マヒロ

アリスのままでのマヒロのレビュー・感想・評価

アリスのままで(2014年製作の映画)
4.0
言語学者で大学教授でもあるアリス(ジュリアン・ムーア)は、医者の夫(アレック・ボールドウィン)と共に三人の優秀な子供たちにも恵まれて幸せに暮らしていたが、ある日突然日課のジョギングの最中に走り慣れた道が急に分からなくなったり得意料理のはずのお菓子のレシピを忘れてしまったりする。不安になって医師の診察を受けると、彼女は若年性アルツハイマーであると診断される……というお話。

人間が持っている物の中で、他の者が唯一干渉できないものが脳の中の記憶とか知識であると思っていたんだけど、アルツハイマーという病気はそこすら蝕んでいくという恐ろしいもので、今作のアリスのように人一倍勉強して知識を得ていた人であれば尚更ダメージが大きいはず。
アリスが罹ったアルツハイマーは希少な遺伝性のあるタイプで、彼女が父から受け継いだように子供たちにもその遺伝子が受け継がれてしまうことがあること、人によって進行度が違うが知能の高い人ほど進行が早い傾向にあることなど、病気について知らなかったことを色々知ることができた。

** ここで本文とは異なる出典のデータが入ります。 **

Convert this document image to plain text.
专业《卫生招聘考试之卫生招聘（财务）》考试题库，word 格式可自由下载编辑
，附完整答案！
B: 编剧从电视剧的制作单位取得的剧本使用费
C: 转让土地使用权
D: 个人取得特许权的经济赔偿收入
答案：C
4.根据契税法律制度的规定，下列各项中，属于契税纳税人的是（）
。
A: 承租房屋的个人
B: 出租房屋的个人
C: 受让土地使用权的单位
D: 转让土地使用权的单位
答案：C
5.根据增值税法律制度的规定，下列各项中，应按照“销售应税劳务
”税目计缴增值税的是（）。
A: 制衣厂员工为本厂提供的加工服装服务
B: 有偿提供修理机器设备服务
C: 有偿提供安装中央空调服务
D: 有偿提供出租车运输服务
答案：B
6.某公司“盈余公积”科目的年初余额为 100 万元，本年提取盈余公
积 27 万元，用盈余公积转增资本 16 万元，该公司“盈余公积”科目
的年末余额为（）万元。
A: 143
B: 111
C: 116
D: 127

変に盛り立てることなく淡々と事象を描いており、聡明なはずのアリスが徐々に様変わりしていってしまう描写がジュリアン・ムーアの演技力も含めてかなり辛いものがある。実話を基にしているからというのもあるんだろうけど、協力的だったと思ったのにジワジワ心が離れていく様が見て取れたり、逆に仲が良くないように思えていた人が大変な時に手を差し伸べてくれたりと周りの人の反応も実にリアル。
いわゆる「難病もの」だけど、家族の絆だのなんだのという感動路線を往くのではなくて、あくまで病気に立ち向かうことになった1人の人間の物語として地に足付いた演出が心地良く、一方で無差別に襲いくる病気の恐ろしさもしっかり描いているバランス感覚の良い作品だった。